Neuroscience Is Blind
Persaud is impressed by the work of researchers Andreas Bartels and Semir Zeki:
This is a profound finding in the history of our attempts to understand this most profound and powerful human emotion. It means neuroscience finally explains a puzzle that has flummoxed artists from Shakespeare to Sinatra attempting to interpret love, which is why we can't see the faults in our partners or children which others can clearly perceive, and as a result find our affection mysterious. It also explains why we take so long to finally see the flaws in those we idealise because of our love, and which means we can end up choosing the wrong person to commit to. (Emphasis added.)A profound finding that explains a puzzle? How could it be, when in fact it is no explanation at all for why people behave a particular way? It’s reductionism, not explanation—like"explaining" why houses are built by reference to the physics of hammering nails into wood and other such processes.

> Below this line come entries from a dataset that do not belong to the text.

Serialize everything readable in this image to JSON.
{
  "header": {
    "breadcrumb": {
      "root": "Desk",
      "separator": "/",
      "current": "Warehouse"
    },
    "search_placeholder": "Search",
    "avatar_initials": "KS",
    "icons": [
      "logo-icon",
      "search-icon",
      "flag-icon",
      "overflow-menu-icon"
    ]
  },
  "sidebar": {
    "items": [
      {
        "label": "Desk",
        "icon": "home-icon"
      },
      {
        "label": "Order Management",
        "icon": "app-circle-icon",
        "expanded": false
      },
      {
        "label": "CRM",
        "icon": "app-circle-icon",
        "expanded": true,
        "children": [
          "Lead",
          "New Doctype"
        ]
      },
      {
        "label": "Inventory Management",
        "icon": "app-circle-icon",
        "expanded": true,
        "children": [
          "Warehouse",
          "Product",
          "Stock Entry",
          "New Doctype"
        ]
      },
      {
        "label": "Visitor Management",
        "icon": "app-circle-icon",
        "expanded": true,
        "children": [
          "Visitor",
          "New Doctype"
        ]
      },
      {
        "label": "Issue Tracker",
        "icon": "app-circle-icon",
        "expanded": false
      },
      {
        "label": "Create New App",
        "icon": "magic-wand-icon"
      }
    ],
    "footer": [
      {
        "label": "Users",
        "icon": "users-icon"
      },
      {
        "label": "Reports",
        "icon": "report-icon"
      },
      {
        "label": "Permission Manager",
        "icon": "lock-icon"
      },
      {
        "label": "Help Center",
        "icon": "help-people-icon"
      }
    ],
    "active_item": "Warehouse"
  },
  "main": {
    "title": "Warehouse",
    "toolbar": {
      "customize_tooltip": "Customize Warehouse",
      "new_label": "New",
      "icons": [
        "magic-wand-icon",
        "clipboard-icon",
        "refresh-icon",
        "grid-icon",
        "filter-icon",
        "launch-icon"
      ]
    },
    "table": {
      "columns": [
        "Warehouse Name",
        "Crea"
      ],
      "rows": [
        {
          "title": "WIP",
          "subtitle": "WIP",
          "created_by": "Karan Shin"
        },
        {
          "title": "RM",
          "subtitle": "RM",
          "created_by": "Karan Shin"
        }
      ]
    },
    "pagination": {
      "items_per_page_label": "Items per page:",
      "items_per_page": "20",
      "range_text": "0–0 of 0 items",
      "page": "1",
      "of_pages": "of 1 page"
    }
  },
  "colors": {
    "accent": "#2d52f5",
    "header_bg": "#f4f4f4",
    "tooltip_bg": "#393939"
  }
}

Undoubtedly parts of the brain activate and de-activate when we look at our romantic partners and our children. And at some level it’s interesting to know which parts do which. But having that information is not the same as understanding love; nor does it explain the alleged “puzzle” over why we “can’t see” our lovers’ and children’s faults. Is that generalization even true? Are we blind to the faults, or do we simply accept them as the price paid for greater perceived benefits? The entire research program seems to be based on a flawed premise. Whatever the case, what is the puzzle? Strong emotions can influence or cloud judgment, although with effort people are capable of achieving a reasonable degree of objectivity. They do it routinely.

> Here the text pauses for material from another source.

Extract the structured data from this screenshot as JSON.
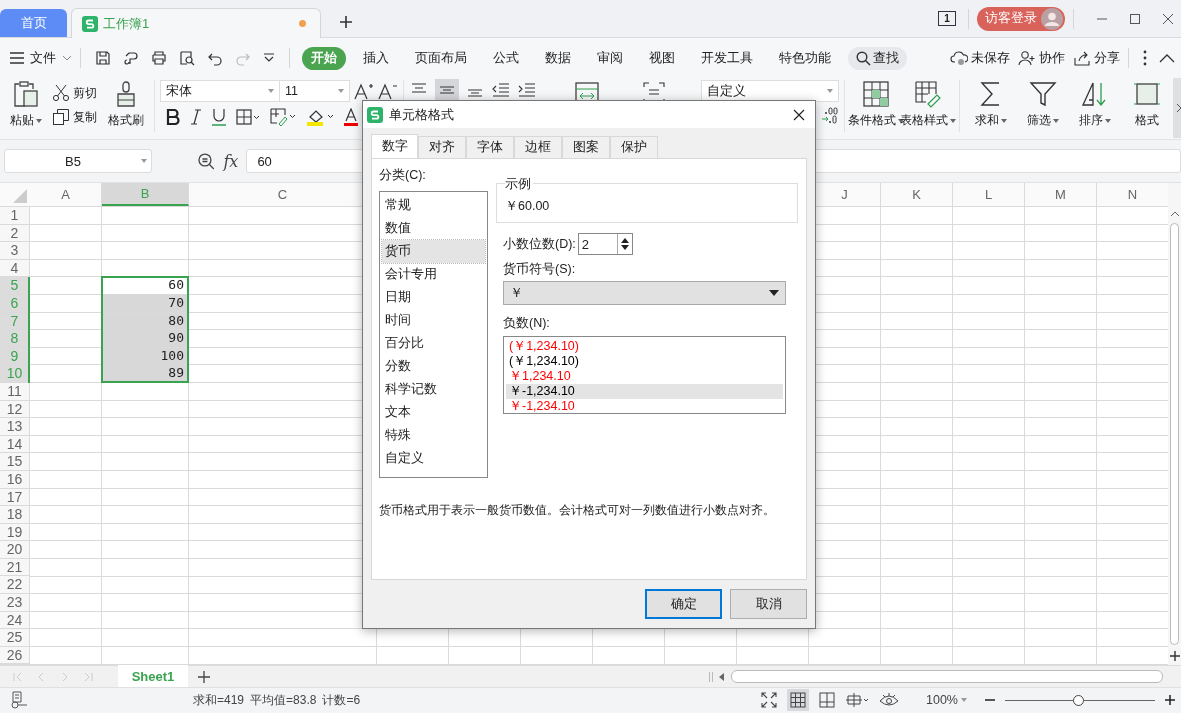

It’s not so much the neuroscientific findings that I’m interested in challenging, but the interpretation of the findings, which is not a matter of neuroscience at all. Bartels and Zeki put the cart before the horse. Obviously we use our brains when we act or think or feel emotions. And that’s the point. We use our brains. Our brains don’t use us. Of course we don’t directly activate or de-activate this or that area of our brains in the same way that we move our limbs. But we indirectly do so when we engage in various activities. When a man thinks of his wife or children, no doubt he causes some parts of his brain to change from their previous state. But the changes do not explain what he has done, what he experiences, or why, no more than the laws of electricity explain why I wish to illuminate my house. Nor do the changes explain why he ignores or fails to notice their faults. The words relevant to an explanation are “intend,” “choose,” “value,” and the like, not “pre-frontal cortex” and “magnetic resonance imaging.” That is, the explanation lies in the realms of praxeology (the study of the formal features of human action qua choice), psychology, and biography, not neurophysiology. We cannot hope to understand persons (as opposed to bodies) if we bypass the first three disciplines and focus on the last.
This has important ethical and political implications, because the more that neuroscience eclipses praxeology and psychology in “explaining” human action, the more individual liberty is threatened. After all, it is the pseudo-explanations of bad behavior via mental illness/brain disorder that permit state-deputized physicians to preventively detain and/or drug persons who have committed no crimes and to excuse from responsibility others who have. (For more see Thomas Szasz’s books Insanity: The Idea and Its Consequences and The Meaning of Mind: Language, Morality, and Neuroscience.)